De Afdeling bestuursrechtspraak van de Raad van State heeft de zaak op 30 april 2014 behandeld. De rechtbank heeft terecht overwogen dat het college zich in redelijkheid op het standpunt heeft kunnen stellen dat het belang van het in stand houden van open plekken in het bebouwingslint zwaarder weegt dan de belangen van [appellant]. De Afdeling bevestigde dat het college niet van het bestemmingsplan had hoeven afwijken, gezien de eerdere besluiten van de gemeenteraad en de Afdeling zelf. Het beroep op het vertrouwensbeginsel faalde, omdat er geen toezeggingen waren gedaan die de verlening van de omgevingsvergunning rechtvaardigden. De rechtbank had ook terecht geoordeeld dat het college niet in strijd met het gelijkheidsbeginsel had gehandeld, omdat de door [appellant] aangehaalde vergelijkingen niet opgingen. Het hoger beroep van [appellant] werd ongegrond verklaard en de uitspraak van de rechtbank werd bevestigd.

Uitspraak

201309560/1/A1.
Datum uitspraak: 30 april 2014
AFDELING
BESTUURSRECHTSPRAAK
Uitspraak op het hoger beroep van:
[appellant], wonend te [woonplaats], gemeente Steenwijkerland,
tegen de uitspraak van de rechtbank Overijssel, zittingsplaats Zwolle, van 10 september 2013 in zaak nr. 13/1453 in het geding tussen:
[appellant]
en
het college van burgemeester en wethouders van Steenwijkerland.
Procesverloop
Bij besluit van 17 mei 2013 heeft het college geweigerd aan [appellant] omgevingsvergunning te verlenen voor het gebruiken van een weiland naast het perceel [locatie 1] te [plaats] (hierna: het perceel) als kleinschalige recreatieve voorziening (hierna: kleine camping).
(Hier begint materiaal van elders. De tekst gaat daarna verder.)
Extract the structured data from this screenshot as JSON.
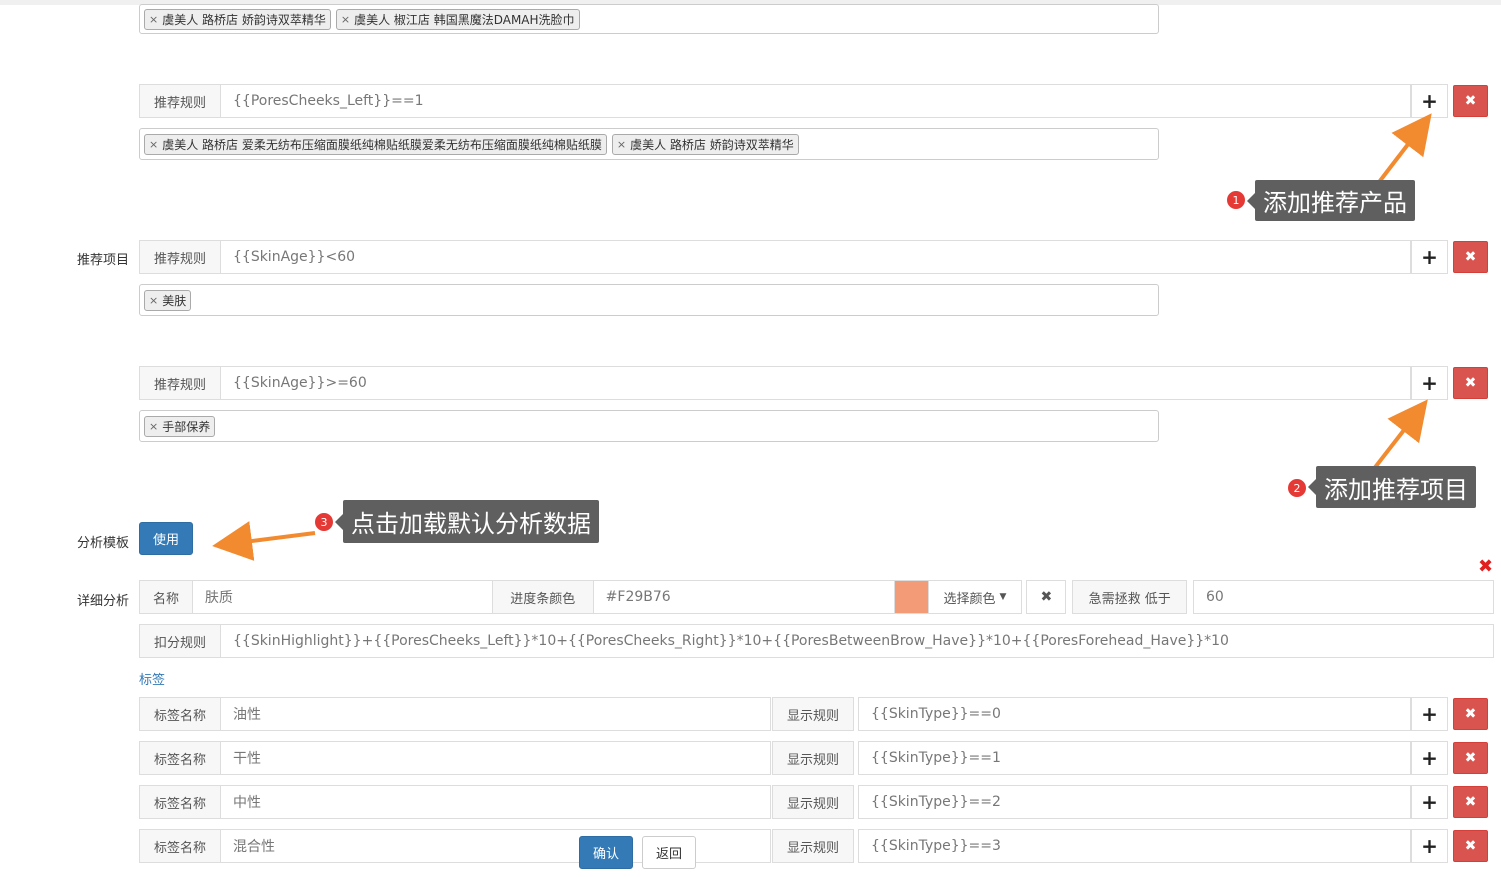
{
  "recommend_section": {
    "row0": {
      "tags": [
        "虞美人 路桥店 娇韵诗双萃精华",
        "虞美人 椒江店 韩国黑魔法DAMAH洗脸巾"
      ]
    },
    "row1": {
      "label": "推荐规则",
      "value": "{{PoresCheeks_Left}}==1",
      "tags": [
        "虞美人 路桥店 爱柔无纺布压缩面膜纸纯棉贴纸膜爱柔无纺布压缩面膜纸纯棉贴纸膜",
        "虞美人 路桥店 娇韵诗双萃精华"
      ]
    },
    "project_label": "推荐项目",
    "row2": {
      "label": "推荐规则",
      "value": "{{SkinAge}}<60",
      "tags": [
        "美肤"
      ]
    },
    "row3": {
      "label": "推荐规则",
      "value": "{{SkinAge}}>=60",
      "tags": [
        "手部保养"
      ]
    },
    "plus_icon": "plus-icon",
    "delete_icon": "times-icon"
  },
  "callouts": {
    "c1": {
      "num": "1",
      "text": "添加推荐产品"
    },
    "c2": {
      "num": "2",
      "text": "添加推荐项目"
    },
    "c3": {
      "num": "3",
      "text": "点击加载默认分析数据"
    },
    "arrow_color": "#F28A30"
  },
  "template": {
    "label": "分析模板",
    "use_button": "使用"
  },
  "detail": {
    "label": "详细分析",
    "name_label": "名称",
    "name_value": "肤质",
    "color_label": "进度条颜色",
    "color_value": "#F29B76",
    "color_swatch": "#F29B76",
    "choose_color": "选择颜色",
    "urgent_label": "急需拯救 低于",
    "urgent_value": "60",
    "deduct_label": "扣分规则",
    "deduct_value": "{{SkinHighlight}}+{{PoresCheeks_Left}}*10+{{PoresCheeks_Right}}*10+{{PoresBetweenBrow_Have}}*10+{{PoresForehead_Have}}*10",
    "tags_title": "标签",
    "tag_name_label": "标签名称",
    "show_rule_label": "显示规则",
    "tags": [
      {
        "name": "油性",
        "rule": "{{SkinType}}==0"
      },
      {
        "name": "干性",
        "rule": "{{SkinType}}==1"
      },
      {
        "name": "中性",
        "rule": "{{SkinType}}==2"
      },
      {
        "name": "混合性",
        "rule": "{{SkinType}}==3"
      }
    ]
  },
  "footer": {
    "confirm": "确认",
    "back": "返回"
  }
}
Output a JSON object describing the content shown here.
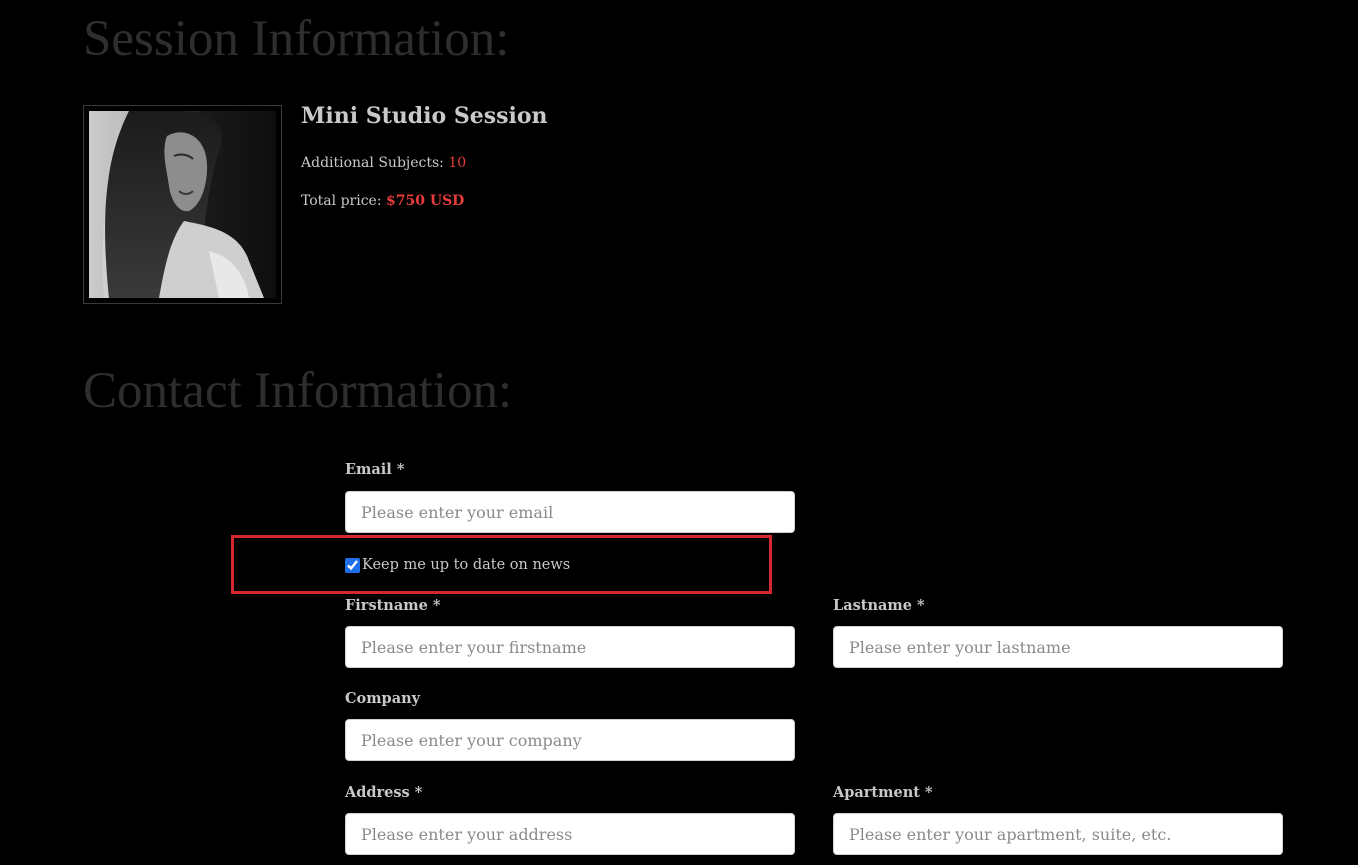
{
  "session": {
    "heading": "Session Information:",
    "title": "Mini Studio Session",
    "subjects_label": "Additional Subjects:",
    "subjects_value": "10",
    "price_label": "Total price:",
    "price_value": "$750 USD"
  },
  "contact": {
    "heading": "Contact Information:",
    "email": {
      "label": "Email *",
      "placeholder": "Please enter your email",
      "value": ""
    },
    "newsletter": {
      "label": "Keep me up to date on news",
      "checked": true
    },
    "firstname": {
      "label": "Firstname *",
      "placeholder": "Please enter your firstname",
      "value": ""
    },
    "lastname": {
      "label": "Lastname *",
      "placeholder": "Please enter your lastname",
      "value": ""
    },
    "company": {
      "label": "Company",
      "placeholder": "Please enter your company",
      "value": ""
    },
    "address": {
      "label": "Address *",
      "placeholder": "Please enter your address",
      "value": ""
    },
    "apartment": {
      "label": "Apartment *",
      "placeholder": "Please enter your apartment, suite, etc.",
      "value": ""
    }
  },
  "colors": {
    "accent": "#e63c3c",
    "highlight": "#d7282f",
    "heading": "#2e2e2e",
    "text": "#c9c9c9",
    "background": "#000000"
  }
}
Bij uitspraak van 10 september 2013 heeft de rechtbank het door [appellant] daartegen ingestelde beroep gegrond verklaard, het besluit van 17 mei 2013 vernietigd en bepaald dat de rechtsgevolgen van het vernietigde besluit geheel in stand blijven. Deze uitspraak is aangehecht.
Tegen deze uitspraak heeft [appellant] hoger beroep ingesteld.
Het college heeft een verweerschrift ingediend.
[appellant] heeft nadere stukken ingediend.
De zaak is door een meervoudige kamer van de Afdeling verwezen naar een enkelvoudige.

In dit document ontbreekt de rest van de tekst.